Article | 19 novembre 2009

Une récente étude du BIT montre que le niveau de syndicalisation a baissé dans de nombreux pays – en quoi cela affecte-t-il la négociation collective?

Susan Hayter: Le BIT a conduit une enquête statistique sur le niveau de syndicalisation et la négociation collective en 2008-09. Les résultats préliminaires de cette enquête montrent que le taux de syndicalisation a chuté dans de nombreux pays. Le nombre de travailleurs couverts par des conventions collectives reste cependant relativement stable dans certains pays alors qu’il baisse dans d’autres, en particulier ceux qui ont déréglementé leur marché du travail et retiré leur soutien à la négociation collective.

Les données montrent également que le rôle de la négociation collective pour réguler les conditions de travail varie considérablement selon le niveau de revenus des pays. Dans les pays à hauts revenus, la proportion de travailleurs protégés par des conventions collectives est soit égale soit supérieure au nombre de syndiqués. Dans les pays en développement, les institutions d’appui aux relations professionnelles et d’emploi sont faibles et la proportion de travailleurs régis et couverts par des conventions collectives demeure très limitée, souvent inférieure aux taux de syndicalisation, en particulier si l’on prend en compte les travailleurs du secteur informel.

Quel est le rôle de l’OIT en ce qui concerne la négociation collective?

Susan Hayter: Les normes de l’OIT favorisent la négociation collective et contribuent à garantir que chacun bénéficie de bonnes relations de travail. Adoptée en 1949, la convention (no 98) de l’OIT sur le droit d’organisation et de négociation collective, 1949, encourage le recours aux mécanismes de négociation volontaire entre employeurs et travailleurs, en vue d’une réglementation des clauses et conditions d’emploi par le biais de conventions collectives. Elle a été complétée par la convention (no 151) sur les relations de travail dans la fonction publique, 1978, et la convention (no 154) sur la négociation collective, 1981. Les organes de contrôle de l’OIT – en particulier la Commission d’experts pour l’application des conventions et recommandations et le Comité de la liberté syndicale – continuent de superviser l’application de ces droits fondamentaux au travail. L’OIT aide ses mandants à instaurer des institutions qui puissent appuyer la reconnaissance effective de ces droits, telles que des instances de règlement des conflits. Elle dispense aussi des formations, ainsi que des services de conseil, et entreprend des recherches comparatives pour les étayer.
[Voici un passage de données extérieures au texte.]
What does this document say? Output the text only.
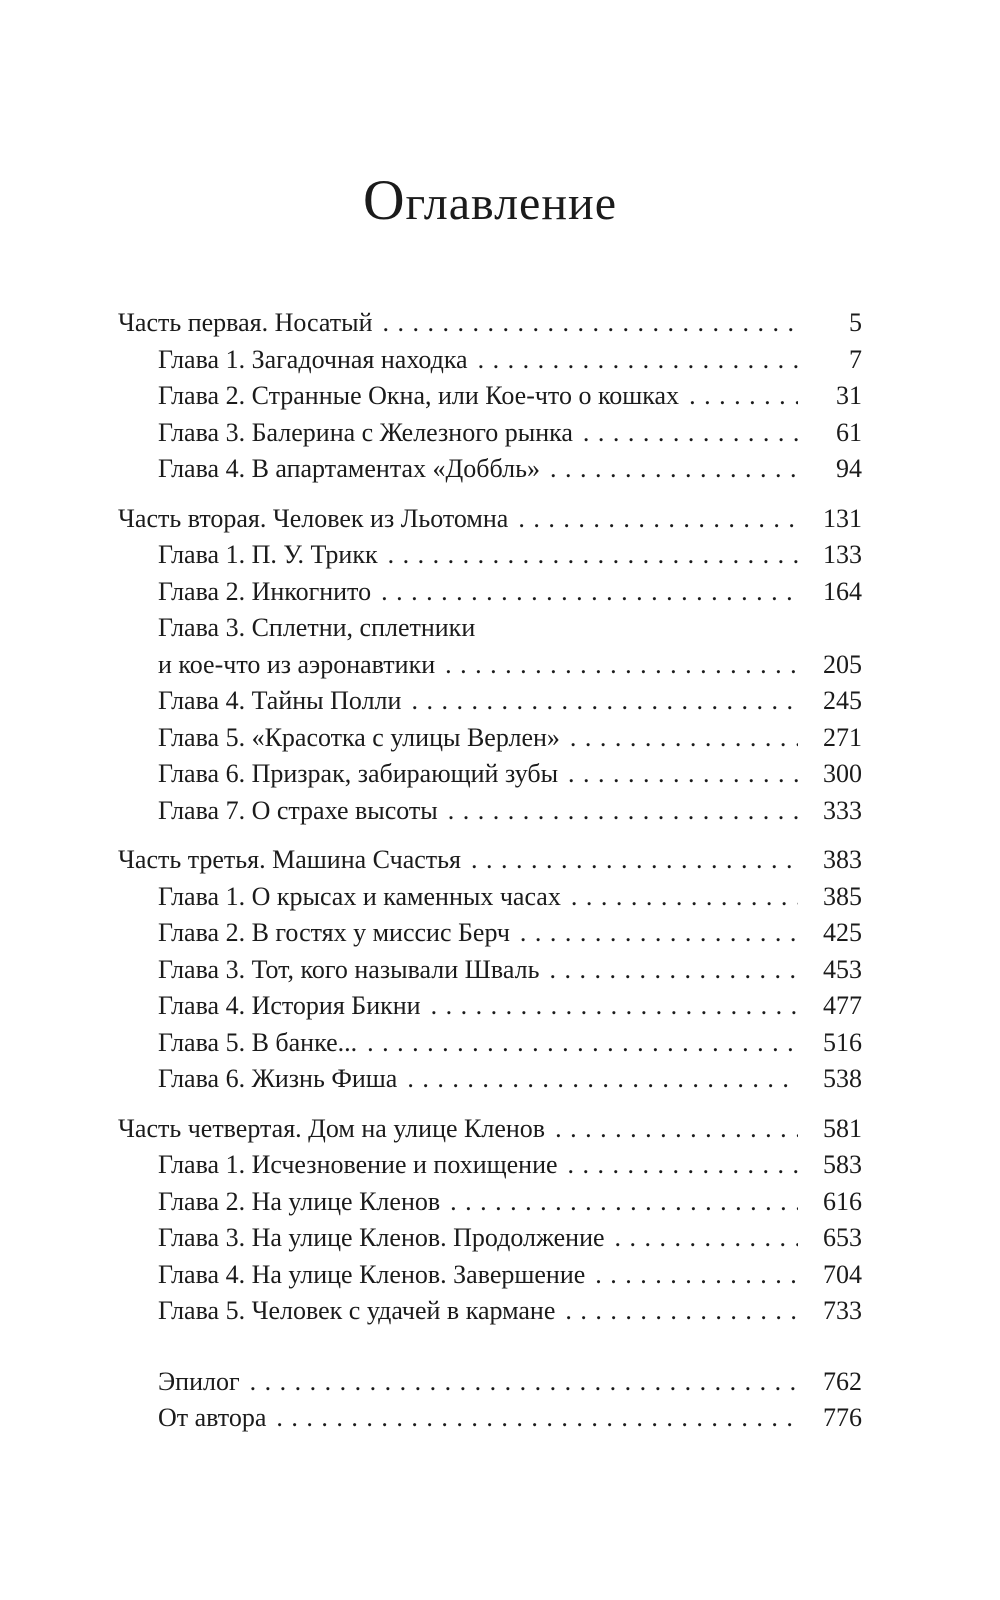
Оглавление
Часть первая. Носатый . . .	5
Глава 1. Загадочная находка . . .	7
Глава 2. Странные Окна, или Кое-что о кошках . . .	31
Глава 3. Балерина с Железного рынка . . .	61
Глава 4. В апартаментах «Доббль» . . .	94
Часть вторая. Человек из Льотомна . . .	131
Глава 1. П. У. Трикк . . .	133
Глава 2. Инкогнито . . .	164
Глава 3. Сплетни, сплетники
и кое-что из аэронавтики . . .	205
Глава 4. Тайны Полли . . .	245
Глава 5. «Красотка с улицы Верлен» . . .	271
Глава 6. Призрак, забирающий зубы . . .	300
Глава 7. О страхе высоты . . .	333
Часть третья. Машина Счастья . . .	383
Глава 1. О крысах и каменных часах . . .	385
Глава 2. В гостях у миссис Берч . . .	425
Глава 3. Тот, кого называли Шваль . . .	453
Глава 4. История Бикни . . .	477
Глава 5. В банке... . . .	516
Глава 6. Жизнь Фиша . . .	538
Часть четвертая. Дом на улице Кленов . . .	581
Глава 1. Исчезновение и похищение . . .	583
Глава 2. На улице Кленов . . .	616
Глава 3. На улице Кленов. Продолжение . . .	653
Глава 4. На улице Кленов. Завершение . . .	704
Глава 5. Человек с удачей в кармане . . .	733
Эпилог . . .	762
От автора . . .	776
La négociation collective demeure un outil précieux avec lequel on peut améliorer les revenus et les conditions de travail, et faire progresser la justice sociale. Grâce à la négociation collective, des moyens innovants sont identifiés afin de relever les défis contemporains du marché du travail que sont la hausse de l’insécurité en matière d’emploi et le creusement des inégalités. Le Pacte mondial pour l’emploi adopté en juin dernier par la Conférence internationale du Travail pour endiguer la crise mondiale économique et de l’emploi incite à «renforcer le respect et le recours aux mécanismes de dialogue social, y compris la négociation collective».

Quel rôle peut jouer la négociation collective pour répondre efficacement à la crise?

Susan Hayter: La négociation collective peut jouer un rôle important dans le cadre d’une réponse plus vaste à la crise, en stabilisant les salaires, en soutenant la demande et en évitant qu’une vague déflationniste ne prenne de l’ampleur, ce qui risquerait de retarder la reprise. Les politiques publiques sont d’une grande utilité pour éviter une dégradation des systèmes de relations professionnelles et préserver la stabilité des salaires.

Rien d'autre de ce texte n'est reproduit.